Devin Haney considers Joseph Diaz a legitimate lightweight contender.

Haney wasn’t all that impressed, however, with Diaz’s lone win at the lightweight limit of 135 pounds. Diaz defeated Javier Fortuna by unanimous decision in that 12-round fight for the then-vacant WBC interim lightweight title July 9 in Los Angeles.

The 29-year-old Diaz debuted as a full-fledged lightweight the night he defeated Fortuna. He moved up from junior lightweight for that fight after Ryan Garcia relinquished his interim title and withdrew from his bout with Fortuna in mid-April to focus on his mental health.

Diaz overcame a cut above his left eye that opened during the third round and a point deduction in the fourth round for hitting Fortuna (36-3-1, 25 KOs, 2 NC) behind his head to defeat the Dominican southpaw on all three scorecards (117-110, 116-111, 115-112). Judges Michael Tate, Karen Holderfield and Zachary Young scored nine, eight and seven rounds, respectively, for Diaz, who improved to 32-1-1 (15 KOs) by winning their main event at Banc of California Stadium.

That convincing victory over a former WBA super featherweight champion moved Diaz into position to challenge Haney on Saturday night for the 23-year-old champion’s WBC world 135-pound title.

“I wouldn’t say that I was impressed,” Haney told BoxingScene.com. “He did what he had to do to win. He fought like he’s been fighting fight after fight. He didn’t do anything different than what he’s done before. So, I wouldn’t say I was impressed, no.”

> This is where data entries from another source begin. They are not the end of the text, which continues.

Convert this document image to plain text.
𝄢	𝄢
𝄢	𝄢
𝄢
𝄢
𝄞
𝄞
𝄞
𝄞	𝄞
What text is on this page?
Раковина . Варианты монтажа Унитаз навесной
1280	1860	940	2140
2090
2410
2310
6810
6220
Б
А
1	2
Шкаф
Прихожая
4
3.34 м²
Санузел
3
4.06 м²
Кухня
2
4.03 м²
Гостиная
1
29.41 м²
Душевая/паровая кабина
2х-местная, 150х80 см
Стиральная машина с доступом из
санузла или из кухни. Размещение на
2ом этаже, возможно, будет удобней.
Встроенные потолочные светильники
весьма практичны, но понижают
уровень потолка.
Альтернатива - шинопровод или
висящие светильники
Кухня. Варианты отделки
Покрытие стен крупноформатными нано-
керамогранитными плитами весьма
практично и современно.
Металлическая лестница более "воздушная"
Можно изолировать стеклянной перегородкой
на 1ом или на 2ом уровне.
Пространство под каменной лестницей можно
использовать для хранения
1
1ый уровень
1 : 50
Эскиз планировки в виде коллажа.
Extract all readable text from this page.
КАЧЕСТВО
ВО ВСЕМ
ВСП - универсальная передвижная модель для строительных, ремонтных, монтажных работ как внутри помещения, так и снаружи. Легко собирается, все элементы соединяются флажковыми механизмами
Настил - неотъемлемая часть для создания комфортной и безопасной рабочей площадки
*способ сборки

That said, Haney acknowledged that the left-handed Diaz will make him work hard throughout a main event DAZN will stream from MGM Grand Garden Arena in Las Vegas (8 p.m. ET; 5 p.m. PT).

“He’s very active, he has a high punch count and, of course, he comes forward,” Haney said. “So, he comes in and he out-works his opponents. That’s pretty much how he’s been winning, you know, most of his fights, pretty much by out-working his opponents.”

Haney, a Las Vegas resident raised in Oakland, is consistently listed as at least a 6-1 favorite over Diaz, a 2012 Olympian from Downey, California. The skillful Haney will make the fourth and perhaps most difficult defense of a then-vacant WBC belt he won when he stopped Russia’s Zaur Abdullaev (then 11-0) after four rounds of their September 2019 bout at Madison Square Garden’s Hulu Theater in New York.

Diaz has lost only a unanimous decision to Gary Russell Jr., boxing’s longest-reigning champion. Russell (31-1, 18 KOs), a southpaw from Capitol Heights, Maryland, defeated Diaz by unanimous decision in their 12-round fight for Russell’s WBC featherweight championship in May 2018 at MGM National Harbor in Oxon Hill, Maryland.